A Singapore student challenged homosexuality education on a live news discussion TV show in Singapore this week. During a panel show with teachers and a representative from the Ministry of Education, student Melissa Tsang questioned the kind of counselling a school would give to queer kids. In response to Mohana Eswaran, a teacher at a Secondary School in Singapore, who said she would refer students asking about homosexuality to school counsellors, Tsang said:
What kind of counselling are you going to give this child? Are you going to support this child or are you going to portray homosexuality or transgenderism in the light of deviancy?

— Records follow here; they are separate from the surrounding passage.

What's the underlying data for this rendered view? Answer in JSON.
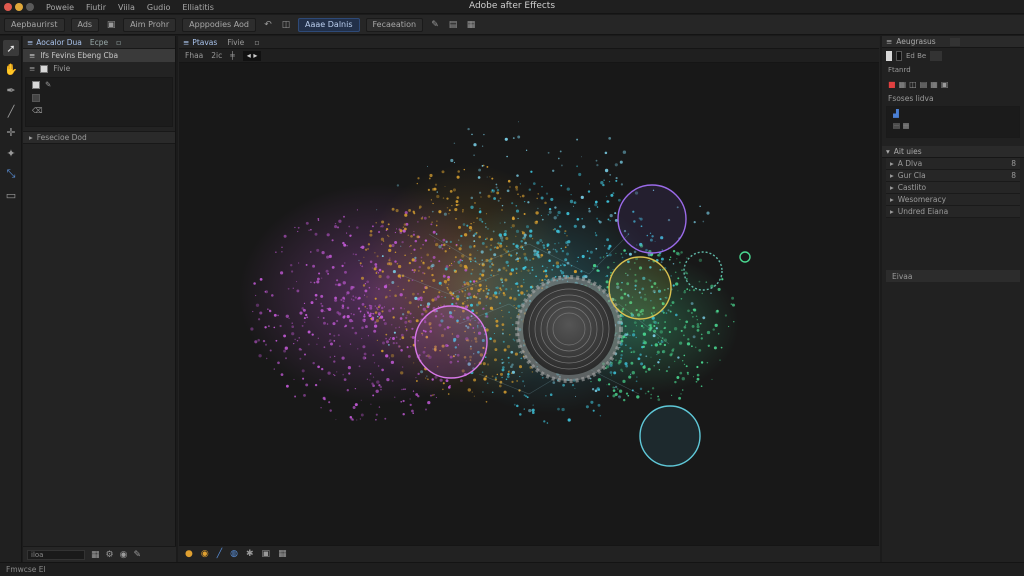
{
  "window": {
    "title": "Adobe after Effects",
    "menu": [
      "Poweie",
      "Fiutir",
      "Viila",
      "Gudio",
      "Elliatitis"
    ]
  },
  "toolbar": {
    "buttons": [
      {
        "label": "Aepbaurirst"
      },
      {
        "label": "Ads"
      },
      {
        "label": "Aim Prohr"
      },
      {
        "label": "Apppodies Aod"
      },
      {
        "label": "Aaae Dalnis"
      },
      {
        "label": "Fecaeation"
      }
    ]
  },
  "left_panel": {
    "tabs": [
      "Aocalor Dua",
      "Ecpe"
    ],
    "row1": "Ifs Fevins Ebeng Cba",
    "row2": "Fivie",
    "section": "Fesecioe Dod",
    "search_placeholder": "iloa"
  },
  "center": {
    "tabs": [
      "Ptavas",
      "Fivie"
    ],
    "sub": [
      "Fhaa",
      "2ic"
    ]
  },
  "right_panel": {
    "header": "Aeugrasus",
    "label1": "Ftanrd",
    "label2": "Fsoses lidva",
    "layers_header": "Ait uies",
    "effects": [
      {
        "label": "A Dlva",
        "mark": "8"
      },
      {
        "label": "Gur Cla",
        "mark": "8"
      },
      {
        "label": "Castlito",
        "mark": ""
      },
      {
        "label": "Wesomeracy",
        "mark": ""
      },
      {
        "label": "Undred Eiana",
        "mark": ""
      }
    ],
    "bottom_bar": "Eivaa"
  },
  "statusbar": {
    "text": "Fmwcse El"
  },
  "colors": {
    "accent": "#4a7fd4",
    "bg": "#181818",
    "purple": "#c45ad8",
    "gold": "#d8a030",
    "cyan": "#3fc8e0",
    "green": "#4ad890",
    "violet": "#9a6ae8"
  }
}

Tsang also pointed out that as homosexual acts are criminalized in Singapore, so teachers cannot inform students of the legal situation without making the student think that homosexuality is criminal. Liew Wei Li from the Ministry of Education responded:
We understand this is quite sensitive, so we actually give you full information about the legal provisions about the homosexual acts. So we don’t criminalize homosexuality at all. No counsellor will want to make a child feel bad. You want them to have the full information.
www.youtube.com/watch?v=VhGiNnHapSY
Consensual sex between two adult men is illegal in Singapore under Section 377A of the Penal Code. An October 2007 review of the code repealed the parts of Section 377 which made anal and oral sex between heterosexual couples and lesbians illegal, but Section 377A remained. During a long parliamentary speech on the matter at the time of the repeal, the prime minister Lee Hsien Loong said the government would not proactively enforce Section 377, but they would not repeal it:
If we abolish it, we may be sending the wrong signal that our stance has changed, and the rules have shifted… Therefore, we have decided to keep the status quo on section 377A. It is better to accept the legal untidiness and the ambiguity. It works, do not disturb it.